According to (McIlroy, A. and Barnett, S. (2000), Customer loyalty could be termed a

“customer’s commitment to do business with a particular organization, purchasing their goods

and services repeatedly, and recommending the services and products to friends and associates”.

It is a term which is neither easy to gain nor maintain, rather it is vulnerable, where “even if its
customers are satisfied with the service they will continue to defect if they believe they can get

better value, convenience or quality elsewhere”.

According to (Grönroos, C. (1990), Marketing is to establish, maintain, and enhance

relationships with customers and other partners, at a profit, so that the objectives of the parties

involved are met. This is achieved by a mutual exchange and fulfillment of promises. Such

relationships are usually but not necessarily always long-term. Establishing a relationship, for

example with a customer, can be divided into two parts: to attract the customer and to build the

relationship with that customer so that the economic goals of that relationship are achieved.

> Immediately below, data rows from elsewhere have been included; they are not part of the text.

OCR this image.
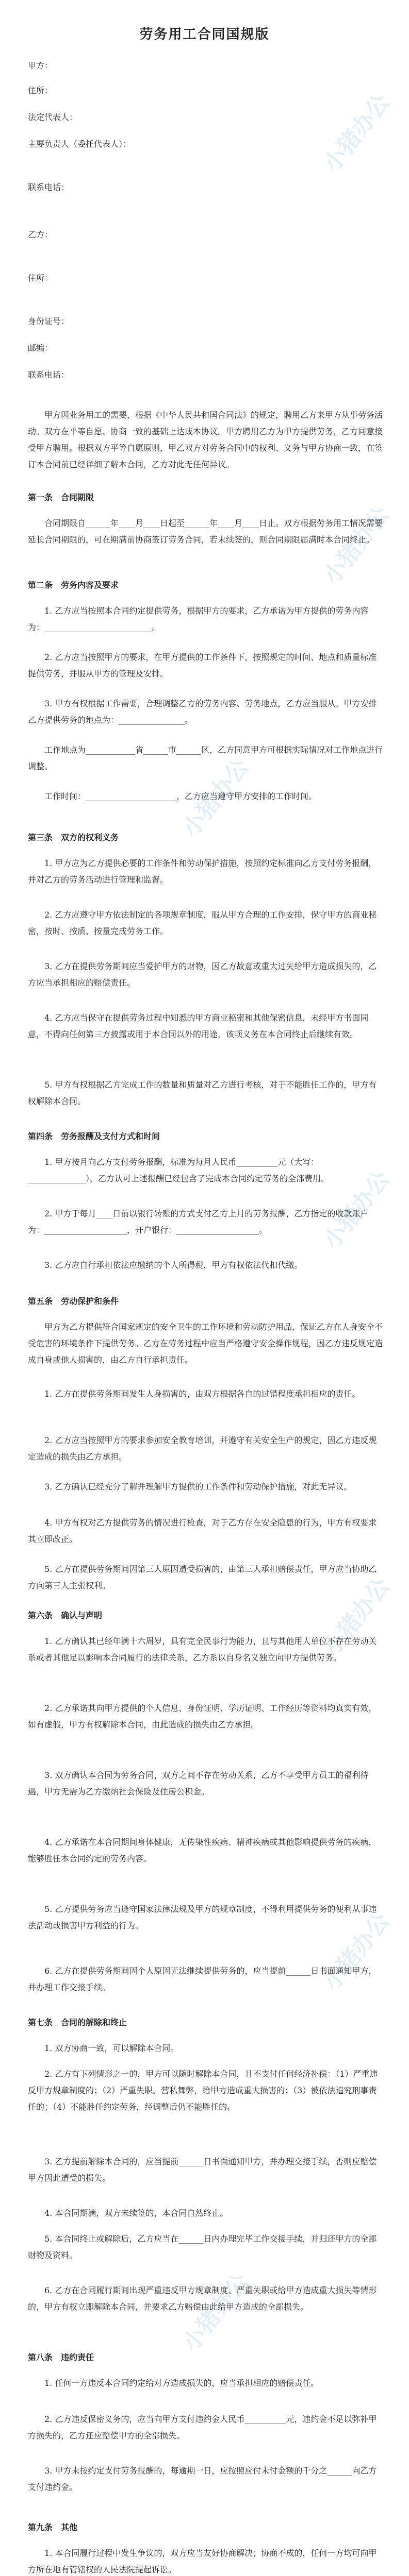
劳务用工合同国规版
甲方：
住所：
法定代表人：
主要负责人（委托代表人）：
联系电话：
乙方：
住所：
身份证号：
邮编：
联系电话：
甲方因业务用工的需要，根据《中华人民共和国合同法》的规定，聘用乙方来甲方从事劳务活动。双方在平等自愿、协商一致的基础上达成本协议。甲方聘用乙方为甲方提供劳务，乙方同意接受甲方聘用。根据双方平等自愿原则，甲乙双方对劳务合同中的权利、义务与甲方协商一致，在签订本合同前已经详细了解本合同，乙方对此无任何异议。
第一条　合同期限
合同期限自______年____月____日起至______年____月____日止。双方根据劳务用工情况需要延长合同期限的，可在期满前协商签订劳务合同，若未续签的，则合同期限届满时本合同终止。
第二条　劳务内容及要求
1. 乙方应当按照本合同约定提供劳务，根据甲方的要求，乙方承诺为甲方提供的劳务内容为：__________________________。
2. 乙方应当按照甲方的要求，在甲方提供的工作条件下，按照规定的时间、地点和质量标准提供劳务，并服从甲方的管理及安排。
3. 甲方有权根据工作需要，合理调整乙方的劳务内容、劳务地点，乙方应当服从。甲方安排乙方提供劳务的地点为：________________。
工作地点为____________省______市______区，乙方同意甲方可根据实际情况对工作地点进行调整。
工作时间：______________________，乙方应当遵守甲方安排的工作时间。
第三条　双方的权利义务
1. 甲方应为乙方提供必要的工作条件和劳动保护措施，按照约定标准向乙方支付劳务报酬，并对乙方的劳务活动进行管理和监督。
2. 乙方应遵守甲方依法制定的各项规章制度，服从甲方合理的工作安排，保守甲方的商业秘密，按时、按质、按量完成劳务工作。
3. 乙方在提供劳务期间应当爱护甲方的财物，因乙方故意或重大过失给甲方造成损失的，乙方应当承担相应的赔偿责任。
4. 乙方应当保守在提供劳务过程中知悉的甲方商业秘密和其他保密信息，未经甲方书面同意，不得向任何第三方披露或用于本合同以外的用途，该项义务在本合同终止后继续有效。
5. 甲方有权根据乙方完成工作的数量和质量对乙方进行考核，对于不能胜任工作的，甲方有权解除本合同。
第四条　劳务报酬及支付方式和时间
1. 甲方按月向乙方支付劳务报酬，标准为每月人民币__________元（大写：______________），乙方认可上述报酬已经包含了完成本合同约定劳务的全部费用。
2. 甲方于每月____日前以银行转账的方式支付乙方上月的劳务报酬，乙方指定的收款账户为：____________________，开户银行：____________________。
3. 乙方应自行承担依法应缴纳的个人所得税，甲方有权依法代扣代缴。
第五条　劳动保护和条件
甲方为乙方提供符合国家规定的安全卫生的工作环境和劳动防护用品，保证乙方在人身安全不受危害的环境条件下提供劳务。乙方在劳务过程中应当严格遵守安全操作规程，因乙方违反规定造成自身或他人损害的，由乙方自行承担责任。
1. 乙方在提供劳务期间发生人身损害的，由双方根据各自的过错程度承担相应的责任。
2. 乙方应当按照甲方的要求参加安全教育培训，并遵守有关安全生产的规定，因乙方违反规定造成的损失由乙方承担。
3. 乙方确认已经充分了解并理解甲方提供的工作条件和劳动保护措施，对此无异议。
4. 甲方有权对乙方提供劳务的情况进行检查，对于乙方存在安全隐患的行为，甲方有权要求其立即改正。
5. 乙方在提供劳务期间因第三人原因遭受损害的，由第三人承担赔偿责任，甲方应当协助乙方向第三人主张权利。
第六条　确认与声明
1. 乙方确认其已经年满十六周岁，具有完全民事行为能力，且与其他用人单位不存在劳动关系或者其他足以影响本合同履行的法律关系，乙方系以自身名义独立向甲方提供劳务。
2. 乙方承诺其向甲方提供的个人信息、身份证明、学历证明、工作经历等资料均真实有效，如有虚假，甲方有权解除本合同，由此造成的损失由乙方承担。
3. 双方确认本合同为劳务合同，双方之间不存在劳动关系，乙方不享受甲方员工的福利待遇，甲方无需为乙方缴纳社会保险及住房公积金。
4. 乙方承诺在本合同期间身体健康，无传染性疾病、精神疾病或其他影响提供劳务的疾病，能够胜任本合同约定的劳务内容。
5. 乙方提供劳务应当遵守国家法律法规及甲方的规章制度，不得利用提供劳务的便利从事违法活动或损害甲方利益的行为。
6. 乙方在提供劳务期间因个人原因无法继续提供劳务的，应当提前______日书面通知甲方，并办理工作交接手续。
第七条　合同的解除和终止
1. 双方协商一致，可以解除本合同。
2. 乙方有下列情形之一的，甲方可以随时解除本合同，且不支付任何经济补偿：（1）严重违反甲方规章制度的；（2）严重失职、营私舞弊，给甲方造成重大损害的；（3）被依法追究刑事责任的；（4）不能胜任约定劳务，经调整后仍不能胜任的。
3. 乙方提前解除本合同的，应当提前______日书面通知甲方，并办理交接手续，否则应赔偿甲方因此遭受的损失。
4. 本合同期满，双方未续签的，本合同自然终止。
5. 本合同终止或解除后，乙方应当在______日内办理完毕工作交接手续，并归还甲方的全部财物及资料。
6. 乙方在合同履行期间出现严重违反甲方规章制度、严重失职或给甲方造成重大损失等情形的，甲方有权立即解除本合同，并要求乙方赔偿由此给甲方造成的全部损失。
第八条　违约责任
1. 任何一方违反本合同约定给对方造成损失的，应当承担相应的赔偿责任。
2. 乙方违反保密义务的，应当向甲方支付违约金人民币__________元，违约金不足以弥补甲方损失的，乙方还应赔偿甲方的全部损失。
3. 甲方未按约定支付劳务报酬的，每逾期一日，应按照应付未付金额的千分之______向乙方支付违约金。
第九条　其他
1. 本合同履行过程中发生争议的，双方应当友好协商解决；协商不成的，任何一方均可向甲方所在地有管辖权的人民法院提起诉讼。
小猪办公
小猪办公
小猪办公
小猪办公
小猪办公
小猪办公
小猪办公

A loyalty card program is an incentive plan that allows a retail business to gather data

about its customers. Customers are offered product discounts, coupons, points toward

merchandise or some other reward in exchange for their voluntary participation in the program.

A secondary goal of a loyalty card program is to build repeat business by offering participating

customers something that isn’t available to non-participating customers.

Loyalty cards often resemble plastic credit cards but they can also be keychain fobs or

stickers. Typically a loyalty card has a barcode or magnetic stripe that’s scanned at the point of

sale (POS). The card identifies the customer and sends information about what the customer

bought to a database. The information in the database is used to help the retailer understand and

influence his customers’ buying habits. According to research carried out by Boston University’s

College of Communication, eighty-six percent of American shoppers are listed in a loyalty

database; a majority of survey respondents said receiving the card was worth giving up some

measure of privacy.
Loyalty schemes are necessary for the retailers because it helps them in attracting the customers

and when they came to them they try to retain them by offering their services on discounted rates

and by offering them further discounts and services.